Spanish oil company Repsol, along with its partner Armstrong Energy, has made Alaska the largest conventional land-based hydrocarbon discovery in the United States for the past 30 years, the company told the National Securities Market Commission (CNMV) on Friday.
The discovery, the most important of Repsol since 2009 – when it discovered the Perla (Venezuela) deposit – has occurred in the Nanushuk geological formation, located in the North Slope region of Alaska.
The Repsol and Armstrong Energy resources identified in the Nanushuk formation are estimated to be approximately 1.2 billion recoverable barrels of light crude oil.

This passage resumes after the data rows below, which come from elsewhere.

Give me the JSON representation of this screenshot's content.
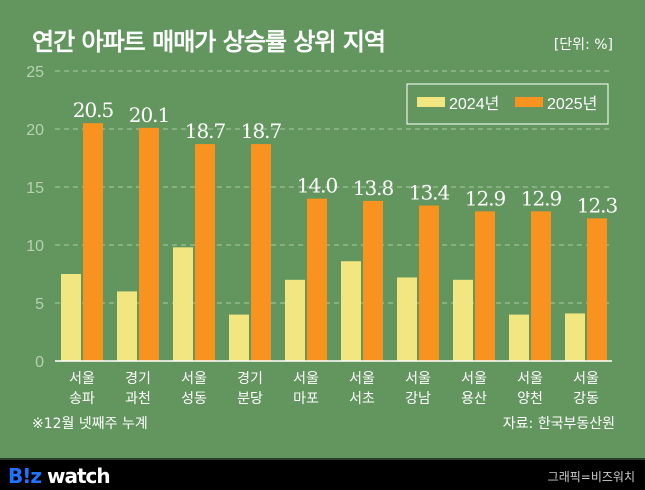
{
  "header": {
    "title": "연간 아파트 매매가 상승률 상위 지역",
    "unit": "[단위: %]"
  },
  "chart_data": {
    "type": "bar",
    "title": "연간 아파트 매매가 상승률 상위 지역",
    "ylabel": "%",
    "ylim": [
      0,
      25
    ],
    "yticks": [
      0,
      5,
      10,
      15,
      20,
      25
    ],
    "grid": true,
    "legend_position": "top-right",
    "categories": [
      [
        "서울",
        "송파"
      ],
      [
        "경기",
        "과천"
      ],
      [
        "서울",
        "성동"
      ],
      [
        "경기",
        "분당"
      ],
      [
        "서울",
        "마포"
      ],
      [
        "서울",
        "서초"
      ],
      [
        "서울",
        "강남"
      ],
      [
        "서울",
        "용산"
      ],
      [
        "서울",
        "양천"
      ],
      [
        "서울",
        "강동"
      ]
    ],
    "series": [
      {
        "name": "2024년",
        "color": "#f2e681",
        "values": [
          7.5,
          6.0,
          9.8,
          4.0,
          7.0,
          8.6,
          7.2,
          7.0,
          4.0,
          4.1
        ],
        "labels": false
      },
      {
        "name": "2025년",
        "color": "#f7931e",
        "values": [
          20.5,
          20.1,
          18.7,
          18.7,
          14.0,
          13.8,
          13.4,
          12.9,
          12.9,
          12.3
        ],
        "labels": true
      }
    ]
  },
  "footer": {
    "note": "※12월 넷째주 누계",
    "source": "자료: 한국부동산원",
    "logo_b": "B!z",
    "logo_rest": " watch",
    "credit": "그래픽=비즈워치"
  }
}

The discovery was made in the area called Horseshoe, located south of Nanushuk, which extends the site 32 kilometers from the Pikka area, where other findings were produced in 2014 and 2015.
The Spanish oil company has a 25% stake in Horseshoe.
According to Repsol, the wells in which the oil has been found – Horshoe-1 and Horshoe-1A, drilled in the winter exploration campaign 2016-2017, confirm the formation of Nanushuk as “one of the most potential” of North Slope.
Before this discovery of Horseshoe, Repsol drilled as thirteen wells in North Slope that allowed to find reserves of crude in the zone of Pikka.
In fact, Pikka’s preliminary development plan envisages production starting in 2021, with a potential of around 120,000 barrels of oil per day.
Since Repsol has a 49% stake in Pikka, it would account for almost 60,000 barrels.
Last year, Repsol’s crude oil production in the US amounted to 120,000 barrels a day.
Pikka’s development licenses are being processed and a significant percentage of identified resources are expected to be reclassified as proven and probable reserves once they have been obtained.
In the Horseshoe-1 well, which has a depth of 1,828 meters, a net oil column of more than 46 meters was discovered.
In Horseshoe-1A, which reached a depth of 2,503 meters, was found a net column of crude of 30 meters.